I: Aber sagen wir einmal, es würde diese finanzielle Restriktion nicht geben, was spräche denn dann dagegen,

dass die Mutter die ersten sechs, sieben Monate, so lange wie das Kind braucht, bis es abgestillt wird,

zuhause bleibt und danach der Mann die erste Variante nimmt und noch einmal 24 Monate dranhängt?

V: Würde für mich jetzt gar nichts dagegen sprechen. Ich finde, es ist egal ob Mutter oder Vater, wichtig ist es,

dass irgendjemand zuhause bleibt bei den Kindern.

I: Ach so, weil Sie das vorher anders formuliert hatten. Also es geht grundsätzlich darum, dass irgendjemand

zuhause ist, egal ob Mutter oder Vater?

V: Genau.

I: Es wäre also nicht geschlechtsspezifisch?

V: Nein, für mich nicht.

I: Gibt es irgendetwas, wo Sie das so sehen würden? Zum Beispiel auch in Bezug auf die Erwerbstätigkeit?

V: In den meisten Fällen, bei uns ist es auch so, ist es so, dass der Mann mehr verdient und auf das muss man

halt auch schauen. Damit erledigt sich meist auch die Überlegung, wer bleibt jetzt länger zuhause.

I: Aber das sind jetzt im Prinzip auch keine geschlechterspezifischen Kriterien. Wenn man das so

zusammenfassen kann, dass Sie sozusagen keinen Unterschied zwischen der Vater- und der Mutterrolle

machen, glauben Sie, dass es generell in der Gesellschaft schon gemacht wird?

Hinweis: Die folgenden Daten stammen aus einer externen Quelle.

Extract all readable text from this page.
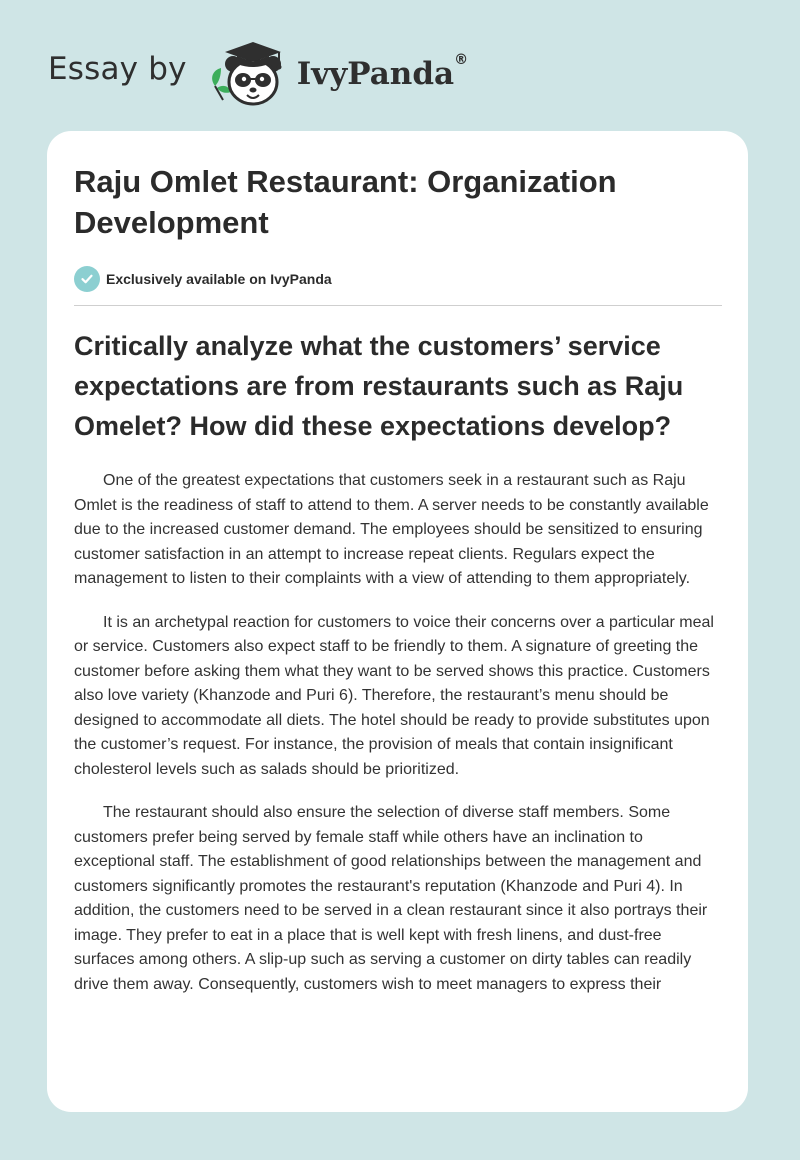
Essay by	IvyPanda®
Raju Omlet Restaurant: Organization Development
Exclusively available on IvyPanda
Critically analyze what the customers’ service expectations are from restaurants such as Raju Omelet? How did these expectations develop?

One of the greatest expectations that customers seek in a restaurant such as Raju Omlet is the readiness of staff to attend to them. A server needs to be constantly available due to the increased customer demand. The employees should be sensitized to ensuring customer satisfaction in an attempt to increase repeat clients. Regulars expect the management to listen to their complaints with a view of attending to them appropriately.

It is an archetypal reaction for customers to voice their concerns over a particular meal or service. Customers also expect staff to be friendly to them. A signature of greeting the customer before asking them what they want to be served shows this practice. Customers also love variety (Khanzode and Puri 6). Therefore, the restaurant’s menu should be designed to accommodate all diets. The hotel should be ready to provide substitutes upon the customer’s request. For instance, the provision of meals that contain insignificant cholesterol levels such as salads should be prioritized.

The restaurant should also ensure the selection of diverse staff members. Some customers prefer being served by female staff while others have an inclination to exceptional staff. The establishment of good relationships between the management and customers significantly promotes the restaurant's reputation (Khanzode and Puri 4). In addition, the customers need to be served in a clean restaurant since it also portrays their image. They prefer to eat in a place that is well kept with fresh linens, and dust-free surfaces among others. A slip-up such as serving a customer on dirty tables can readily drive them away. Consequently, customers wish to meet managers to express their
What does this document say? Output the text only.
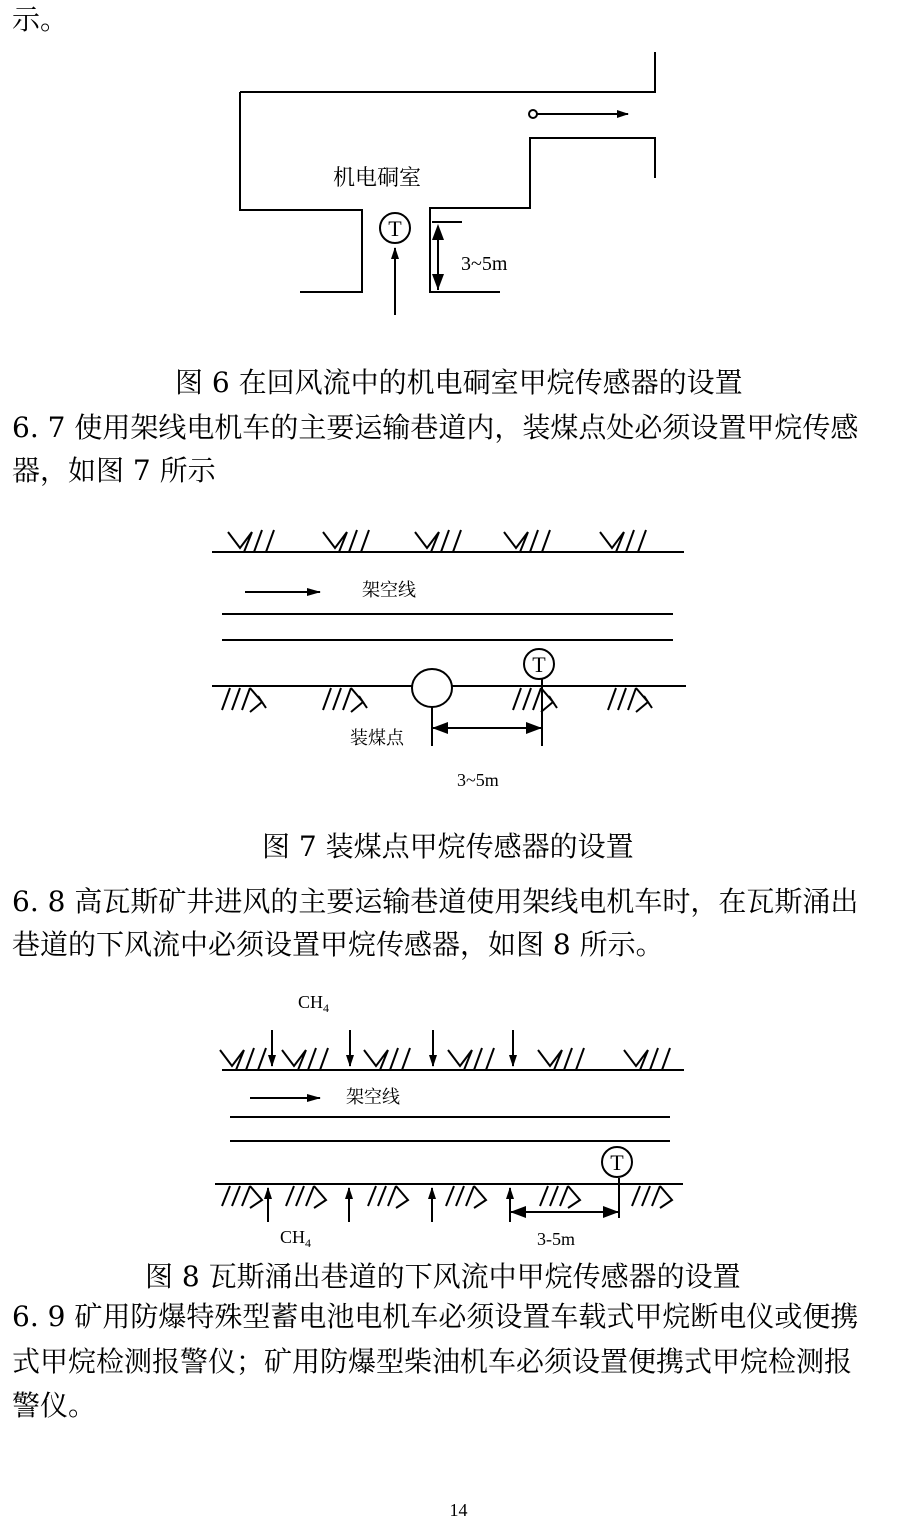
示。

T
机电硐室
3~5m

图 6 在回风流中的机电硐室甲烷传感器的设置

6. 7 使用架线电机车的主要运输巷道内，装煤点处必须设置甲烷传感

器，如图 7 所示

T
架空线
装煤点
3~5m

图 7 装煤点甲烷传感器的设置

6. 8 高瓦斯矿井进风的主要运输巷道使用架线电机车时，在瓦斯涌出

巷道的下风流中必须设置甲烷传感器，如图 8 所示。

T
$CH_4$
$CH_4$
架空线
3-5m

图 8 瓦斯涌出巷道的下风流中甲烷传感器的设置

6. 9 矿用防爆特殊型蓄电池电机车必须设置车载式甲烷断电仪或便携

式甲烷检测报警仪；矿用防爆型柴油机车必须设置便携式甲烷检测报

警仪。

14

V: Ja, das glaube ich schon. Ich habe das zum Beispiel hier in der Nachbarschaft gemerkt. Die meisten waren

schockiert, was ich da jetzt zuhause bin und was ich da tue. Angefangen von dem, dass Sie meinten, dass ich

keinen Job mehr habe, bis zu komisch, warum ist denn da der Mann so lange zuhause. Mag daran liegen,

dass wir in unserer Umgebung relativ ältere Leute haben. Die haben alle schon in den 70er Jahren gebaut,

demnach sind die alle schon 60 bis 70 Jahre alt. Wir sind die einzig jüngeren Leute mit Kindern. Und da

merkt man schon, dass das früher alles sehr stark geprägt war, dass die Frau zuhause ist und der Mann soll

in der Früh zum Job gehen und in der Nacht wieder heimkommen.

I: Und wie reagieren Sie darauf?

V: Wenn man es Ihnen dann sagt, dann sind Sie eh der Meinung, dass das gut ist, dass sich das ein bisschen

verändert hat und dass dadurch die Väter auch mehr Zeit mit den Kindern verbringen und mehr zuhause

sind. Das sehen sie dann schon positiv. Aber am Anfang finden sie es komisch.

I: Und wie ist das für Sie?

V: Ich habe da kein Problem damit.

I: Aber man hat quasi Pionierarbeit, muss alle aufklären?

V: Das ist, glaube ich, in der Gesellschaft noch nicht so angekommen, dass es normal ist, dass der Vater für

längere Zeit einmal zuhause bei den Kindern bleibt.